Formation Group Plc’s percentage shareholding in JV Finance Ventures Limited is 36.88% and is based on Formation’s percentage share of long term loans in JV Finance Ventures Limited of £6.7 million. On the basis that the loans are repayable in 10 years time and the percentage of the loan directly affects the shareholding, the loans have been treated as an investment in an associated undertaking and is accounted for under the equity method. Accordingly the investment in JV Finance Ventures Limited has been adjusted to the
anticipated fair value of the sales proceeds less costs to sell. The fair value is based on the present value of the anticipated future cash flows due within one year.

Formation Group Plc is pleased to announce that the investment funds have been fully received.

8. Inventories
6 months ended 29 Feb. 2016 (Unaudited) 6 months ended 28 Feb. 2015 (Unaudited) Year ended 31 Aug. 2015 (Audited)
£’000 £’000 £’000
Work In Progress 11,039 6,905 10,387
  11,039 6,905 10,387

The inventory is held at the lower of cost and net realisable value, net of payments received on account. Net realisable value is based on the estimated selling prices less any further costs expected to be incurred. There have been no write down of inventories or amounts recognised in the income statement during the period. The inventory relates to the development site at 161 Iverson Road.

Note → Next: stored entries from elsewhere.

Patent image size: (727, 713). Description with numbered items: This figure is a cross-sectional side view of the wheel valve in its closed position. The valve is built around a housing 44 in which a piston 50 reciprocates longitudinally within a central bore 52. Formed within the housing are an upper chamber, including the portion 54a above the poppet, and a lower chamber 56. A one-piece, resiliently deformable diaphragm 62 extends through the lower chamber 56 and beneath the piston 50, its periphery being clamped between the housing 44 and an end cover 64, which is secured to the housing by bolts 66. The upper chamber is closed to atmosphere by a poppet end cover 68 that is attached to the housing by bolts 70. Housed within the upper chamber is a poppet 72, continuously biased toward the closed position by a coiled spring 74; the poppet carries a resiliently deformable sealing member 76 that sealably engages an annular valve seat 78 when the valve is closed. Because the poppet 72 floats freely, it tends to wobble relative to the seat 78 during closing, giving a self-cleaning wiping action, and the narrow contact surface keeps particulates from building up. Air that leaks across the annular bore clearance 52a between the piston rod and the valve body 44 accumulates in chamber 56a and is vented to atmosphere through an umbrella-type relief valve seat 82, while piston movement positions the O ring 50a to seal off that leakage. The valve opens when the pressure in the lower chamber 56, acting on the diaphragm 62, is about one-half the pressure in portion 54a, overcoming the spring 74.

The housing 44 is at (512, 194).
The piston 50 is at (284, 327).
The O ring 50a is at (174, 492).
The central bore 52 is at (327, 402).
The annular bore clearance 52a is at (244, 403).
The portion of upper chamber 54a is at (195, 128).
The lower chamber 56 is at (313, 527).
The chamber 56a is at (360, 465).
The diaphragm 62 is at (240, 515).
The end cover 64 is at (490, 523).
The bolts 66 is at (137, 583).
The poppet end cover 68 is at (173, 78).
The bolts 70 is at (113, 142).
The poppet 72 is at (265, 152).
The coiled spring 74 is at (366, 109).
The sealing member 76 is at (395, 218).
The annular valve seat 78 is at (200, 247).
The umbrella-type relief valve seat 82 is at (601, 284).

9. Bank overdrafts and loans
6 months ended 29 Feb. 2016 (Unaudited) 6 months ended 28 Feb. 2015 (Unaudited) Year ended 31 Aug. 2015 (Audited)
£’000 £’000 £’000
Bank loan – term loan facility (8,507) (8,643) (9,963)
  (8,507) (8,643) (9,963)
6 months ended 29 Feb. 2016 (Unaudited) 6 months ended 28 Feb. 2015 (Unaudited) Year ended 31 Aug. 2015 (Audited)
£’000 £’000 £’000
On demand or within one year (8,507) (9,963)
Due more than one year (8,643)

The weighted average interest rates paid were as follows:

6 months ended 29 Feb. 2016 (Unaudited) 6 months ended 28 Feb. 2015 (Unaudited) 31 Aug. 2015 (Audited)
%. % %
Bank loan 9 6 7

Formation Homes (London) Limited bank loan of £8,507 million, is repayable within eighteen months of the date taken out and is due to be repaid on the 18 June 2016. This facility is secured by Titlestone Real Estate on the 159-161 Iverson Road development. The interest rate payable on this loan is a fixed term rate of 9%. The Board is confident that this loan will be repaid from a combination of proceeds from the property sales at Iverson Road and if needed funds from its Norwich House profit share agreement.